To determine the effects of exercise training plus metformin (EM), compared with each treatment alone, on CVD risk factors in IGT adults.
Design and Methods:
Subjects were assigned to placebo (P), metformin (M), exercise training plus placebo (EP), or EM (8/group). In a double-blind design, P or 2,000 mg/d of M were administered for 12 weeks and half performed aerobic and resistance training 3 days/week for ∼60 min/day at 70% pretraining heart rate peak. Outcomes included adiposity, blood pressure (BP), lipids, and high sensitivity C-reactive protein (hs-CRP). Z-scores were calculated to determine metabolic syndrome severity.

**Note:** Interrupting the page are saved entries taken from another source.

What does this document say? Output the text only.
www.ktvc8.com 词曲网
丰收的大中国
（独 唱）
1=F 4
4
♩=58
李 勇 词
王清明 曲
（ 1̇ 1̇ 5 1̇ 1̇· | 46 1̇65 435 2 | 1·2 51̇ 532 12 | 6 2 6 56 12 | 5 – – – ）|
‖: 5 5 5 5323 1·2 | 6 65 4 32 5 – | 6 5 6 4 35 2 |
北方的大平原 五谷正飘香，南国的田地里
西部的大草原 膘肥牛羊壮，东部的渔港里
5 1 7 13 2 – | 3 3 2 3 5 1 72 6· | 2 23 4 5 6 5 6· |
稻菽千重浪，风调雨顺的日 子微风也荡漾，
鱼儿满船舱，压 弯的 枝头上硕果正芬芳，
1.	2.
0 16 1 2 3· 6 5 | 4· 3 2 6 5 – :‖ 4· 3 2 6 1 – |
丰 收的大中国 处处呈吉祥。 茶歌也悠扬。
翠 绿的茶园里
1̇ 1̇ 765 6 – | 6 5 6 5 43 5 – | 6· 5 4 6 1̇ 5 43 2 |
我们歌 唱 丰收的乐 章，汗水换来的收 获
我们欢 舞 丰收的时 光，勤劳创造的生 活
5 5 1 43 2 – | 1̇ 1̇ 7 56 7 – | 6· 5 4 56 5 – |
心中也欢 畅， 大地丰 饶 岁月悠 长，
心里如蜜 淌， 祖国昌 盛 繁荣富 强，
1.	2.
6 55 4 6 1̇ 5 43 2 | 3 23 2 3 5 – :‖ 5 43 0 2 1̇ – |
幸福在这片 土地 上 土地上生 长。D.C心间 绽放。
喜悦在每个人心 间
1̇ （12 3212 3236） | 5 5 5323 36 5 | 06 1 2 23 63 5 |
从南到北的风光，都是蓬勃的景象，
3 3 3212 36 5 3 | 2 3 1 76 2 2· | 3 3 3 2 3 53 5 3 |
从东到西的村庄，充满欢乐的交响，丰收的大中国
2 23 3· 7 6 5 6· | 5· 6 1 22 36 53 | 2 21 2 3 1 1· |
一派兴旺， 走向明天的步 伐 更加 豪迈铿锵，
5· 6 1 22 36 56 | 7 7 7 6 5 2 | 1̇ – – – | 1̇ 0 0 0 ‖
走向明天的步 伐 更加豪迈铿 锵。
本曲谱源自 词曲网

M and EM, but not EP, decreased body weight compared with P (P < 0.05). M and EP lowered systolic blood pressure by 6% (P < 0.05), diastolic blood pressure by 6% (P < 0.05), and hs-CRP by 20% (M: trend P = 0.06; EP: P < 0.05) compared with P. Treatments raised high-density lipoprotein cholesterol (P < 0.05; EM: trend P = 0.06) compared with P and lowered triacyglycerol (P < 0.05) and metabolic syndrome Z-score compared with baseline (EP; trend P = 0.07 and EM or M; P < 0.05).
Although exercise and/or metformin improve some CVD risk factors, only training or metformin alone lowered hs-CRP and BP. Thus, metformin may attenuate the effects of training on some CVD risk factors and metabolic syndrome severity in IGT adults.